Is your blood pressure being measured correctly? Accurate blood pressure measurements are essential for diagnosing and treating high blood pressure. A specific set of techniques and procedures have been developed for obtaining the most accurate blood pressure readings possible.
But research has shown that medical professionals often do not completely follow these guidelines. It is important for you as a patient to be able to identify when proper protocol is being followed, or not.
When to Measure
It is normal to see a small amount of blood pressure fluctuation during different times of the day. Taking multiple measurements corrects for these daytime fluctuations, but there are some special timing issues that should be addressed.
In general, blood pressure should be measured:
- Before taking any morning doses of high blood pressure medicine
- No less than 1 hour after exercising, smoking, or consuming caffeine
- After allowing for about 10 minutes to adjust to the temperature in the examining room
Choose the Proper Cuff Size
One of the most important factors that can influence the accuracy of blood pressure readings is the size of the blood pressure cuff that is used. There is a very specific set of guidelines for precise cuff sizing. But it can be difficult for patients to tell, just by looking, if their healthcare provider is using a correctly sized cuff.

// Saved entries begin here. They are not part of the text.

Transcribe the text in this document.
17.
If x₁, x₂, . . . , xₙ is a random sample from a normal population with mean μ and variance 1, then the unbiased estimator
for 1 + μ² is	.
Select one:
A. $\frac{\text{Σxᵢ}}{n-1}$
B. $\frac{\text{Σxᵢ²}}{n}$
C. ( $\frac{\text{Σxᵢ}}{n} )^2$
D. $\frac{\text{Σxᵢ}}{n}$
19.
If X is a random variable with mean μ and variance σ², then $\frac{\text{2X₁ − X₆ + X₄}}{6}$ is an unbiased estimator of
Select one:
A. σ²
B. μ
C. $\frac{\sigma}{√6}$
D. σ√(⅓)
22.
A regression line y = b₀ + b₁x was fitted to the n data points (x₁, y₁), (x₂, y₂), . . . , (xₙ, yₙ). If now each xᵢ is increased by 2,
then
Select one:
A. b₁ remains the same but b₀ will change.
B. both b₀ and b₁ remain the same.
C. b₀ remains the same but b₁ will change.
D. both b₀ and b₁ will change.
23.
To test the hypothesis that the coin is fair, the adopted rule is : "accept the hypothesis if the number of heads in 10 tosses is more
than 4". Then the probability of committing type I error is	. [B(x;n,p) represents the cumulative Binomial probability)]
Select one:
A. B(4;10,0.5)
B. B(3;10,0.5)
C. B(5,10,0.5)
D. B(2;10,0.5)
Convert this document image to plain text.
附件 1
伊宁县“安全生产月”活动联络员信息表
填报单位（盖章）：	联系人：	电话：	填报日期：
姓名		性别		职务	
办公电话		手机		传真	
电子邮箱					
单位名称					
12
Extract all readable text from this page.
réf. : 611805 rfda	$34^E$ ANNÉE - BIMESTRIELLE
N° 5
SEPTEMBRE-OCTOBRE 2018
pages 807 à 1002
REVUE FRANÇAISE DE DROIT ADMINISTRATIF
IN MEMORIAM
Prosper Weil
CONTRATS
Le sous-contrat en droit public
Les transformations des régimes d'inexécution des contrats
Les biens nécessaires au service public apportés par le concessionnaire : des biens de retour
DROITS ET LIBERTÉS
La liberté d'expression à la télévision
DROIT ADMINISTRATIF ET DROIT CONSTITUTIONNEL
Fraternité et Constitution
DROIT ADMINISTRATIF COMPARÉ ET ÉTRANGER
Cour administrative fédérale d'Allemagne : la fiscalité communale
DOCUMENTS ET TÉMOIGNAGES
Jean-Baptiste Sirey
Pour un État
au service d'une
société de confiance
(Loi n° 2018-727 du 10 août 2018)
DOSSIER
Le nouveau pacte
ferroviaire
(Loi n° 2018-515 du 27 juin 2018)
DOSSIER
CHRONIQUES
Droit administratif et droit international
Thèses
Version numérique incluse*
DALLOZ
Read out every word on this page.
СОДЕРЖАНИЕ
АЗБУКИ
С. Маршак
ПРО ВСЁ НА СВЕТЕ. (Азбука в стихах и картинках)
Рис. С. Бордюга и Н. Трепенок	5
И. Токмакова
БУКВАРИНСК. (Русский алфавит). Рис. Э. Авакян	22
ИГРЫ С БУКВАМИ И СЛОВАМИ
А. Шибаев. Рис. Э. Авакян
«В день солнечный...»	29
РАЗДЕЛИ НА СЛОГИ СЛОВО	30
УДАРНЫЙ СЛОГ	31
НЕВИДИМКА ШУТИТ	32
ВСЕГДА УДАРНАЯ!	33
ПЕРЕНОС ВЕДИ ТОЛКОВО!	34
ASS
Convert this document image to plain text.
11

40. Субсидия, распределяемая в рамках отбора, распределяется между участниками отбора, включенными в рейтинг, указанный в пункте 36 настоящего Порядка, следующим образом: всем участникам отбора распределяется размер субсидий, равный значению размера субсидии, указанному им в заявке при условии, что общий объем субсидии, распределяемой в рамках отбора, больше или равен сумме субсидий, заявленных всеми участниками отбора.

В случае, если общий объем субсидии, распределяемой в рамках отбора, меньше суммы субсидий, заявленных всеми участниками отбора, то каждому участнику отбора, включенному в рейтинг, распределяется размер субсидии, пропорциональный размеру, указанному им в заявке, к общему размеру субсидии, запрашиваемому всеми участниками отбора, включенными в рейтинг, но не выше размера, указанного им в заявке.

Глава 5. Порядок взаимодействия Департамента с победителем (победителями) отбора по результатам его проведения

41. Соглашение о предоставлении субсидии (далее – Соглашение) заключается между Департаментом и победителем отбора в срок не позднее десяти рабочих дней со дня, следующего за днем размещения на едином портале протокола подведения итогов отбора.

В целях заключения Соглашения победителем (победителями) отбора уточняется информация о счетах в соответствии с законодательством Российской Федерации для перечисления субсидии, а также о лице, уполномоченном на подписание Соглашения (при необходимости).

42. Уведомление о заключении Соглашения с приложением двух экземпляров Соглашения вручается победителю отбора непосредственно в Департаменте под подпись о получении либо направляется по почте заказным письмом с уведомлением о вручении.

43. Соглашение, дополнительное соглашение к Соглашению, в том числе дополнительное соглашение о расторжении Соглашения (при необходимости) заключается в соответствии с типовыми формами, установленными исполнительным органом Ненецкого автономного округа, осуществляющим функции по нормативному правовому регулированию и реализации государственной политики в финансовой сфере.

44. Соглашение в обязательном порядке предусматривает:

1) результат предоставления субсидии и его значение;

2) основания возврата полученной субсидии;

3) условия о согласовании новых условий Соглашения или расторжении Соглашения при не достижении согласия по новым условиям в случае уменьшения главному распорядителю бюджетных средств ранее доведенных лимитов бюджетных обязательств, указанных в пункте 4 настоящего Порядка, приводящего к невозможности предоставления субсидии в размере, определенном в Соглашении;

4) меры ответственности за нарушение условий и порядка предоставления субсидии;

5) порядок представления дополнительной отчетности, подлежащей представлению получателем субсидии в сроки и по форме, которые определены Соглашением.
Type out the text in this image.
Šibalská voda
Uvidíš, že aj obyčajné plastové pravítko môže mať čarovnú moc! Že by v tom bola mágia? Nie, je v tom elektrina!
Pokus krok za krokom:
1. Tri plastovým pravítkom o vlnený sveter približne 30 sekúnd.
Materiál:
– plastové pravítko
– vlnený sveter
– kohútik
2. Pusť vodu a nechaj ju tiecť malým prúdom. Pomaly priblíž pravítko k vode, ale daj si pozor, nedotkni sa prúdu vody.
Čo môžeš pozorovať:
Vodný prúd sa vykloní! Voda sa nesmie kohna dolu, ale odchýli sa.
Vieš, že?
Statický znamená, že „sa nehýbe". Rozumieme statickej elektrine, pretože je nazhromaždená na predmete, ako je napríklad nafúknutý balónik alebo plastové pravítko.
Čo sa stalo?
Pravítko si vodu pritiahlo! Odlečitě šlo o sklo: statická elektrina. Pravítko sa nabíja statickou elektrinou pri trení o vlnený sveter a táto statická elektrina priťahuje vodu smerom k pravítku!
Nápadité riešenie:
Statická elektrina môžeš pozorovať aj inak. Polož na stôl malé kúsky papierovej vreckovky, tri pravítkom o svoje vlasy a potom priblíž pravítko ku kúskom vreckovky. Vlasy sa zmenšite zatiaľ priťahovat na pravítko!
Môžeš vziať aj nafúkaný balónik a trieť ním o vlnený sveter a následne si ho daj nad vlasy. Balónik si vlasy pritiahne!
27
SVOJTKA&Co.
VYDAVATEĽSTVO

If you are significantly above or below “average” height or weight, then the doctor or nurse should probably not be using the cuff that is already in the room. The “default” cuff that is usually kept in the examining room is meant to be used for average sized people, and will not produce an accurate reading if you are larger or smaller than average.
The official guidelines specify the following cuff sizes:
- Arm circumference 22 to 26 cm, ‘small adult’ cuff, 12 x 22 cm
- Arm circumference 27 to 34 cm, ‘adult’ cuff: 16 x 30 cm
- Arm circumference 35 to 44 cm, ‘large adult’ cuff: 16 x 36 cm
- Arm circumference 45 to 52 cm, ‘adult thigh’ cuff: 16 x 42
Proper positioning is vital in obtaining accurate blood pressure readings.
In general, blood pressure should be measured while you are seated comfortably. The arm being used should be relaxed, uncovered, and supported at the level of the heart. Only the part of the arm where the blood pressure cuff is fastened needs to be at heart level, not the entire arm.
Sometimes your doctor will take your blood pressure while you are reclined or while you are standing up. This is appropriate in certain cases, but he should also be measuring your blood pressure while you are positioned in the seated posture, as described above.
Multiple Readings Should Be Taken
One blood pressure reading is not enough to get an accurate measurement. While the specifics of how many readings are necessary can change based on many factors, the essential need for multiple measurements does not.
To ensure an accurate reading, your doctor should be checking your blood pressure over time, and watching the how the values change between office visits. More than this, though, he should actually be taking your blood pressure more than once during each office visit.
Because things like temperature and stress can change blood pressure, more than one reading in a single office visit allows the ability to correct for these variations. For example, your blood pressure is often higher at the beginning of an office visit than at the end. Taking a reading at both the beginning and the end gives a more accurate average reading.
Your doctor should be checking your blood pressure:
- In both arms, not just one
- At both the beginning and the end of your appointment
Expect Correct Technique
There is no reason for you to expect your doctor or nurse to use anything less than perfect technique when measuring your blood pressure. If you see your doctor making any mistakes or not following proper procedure, you should ask why. While variations on technique are sometimes necessary, he should be able to clearly explain these to you, or he should apologize for not following accepted procedure and start the measurement over.
You should also tell your doctor if you have taken any medicines prior to your appointment, or if you have smoked, exercised, or eaten anything in the past hour—even if he doesn’t ask.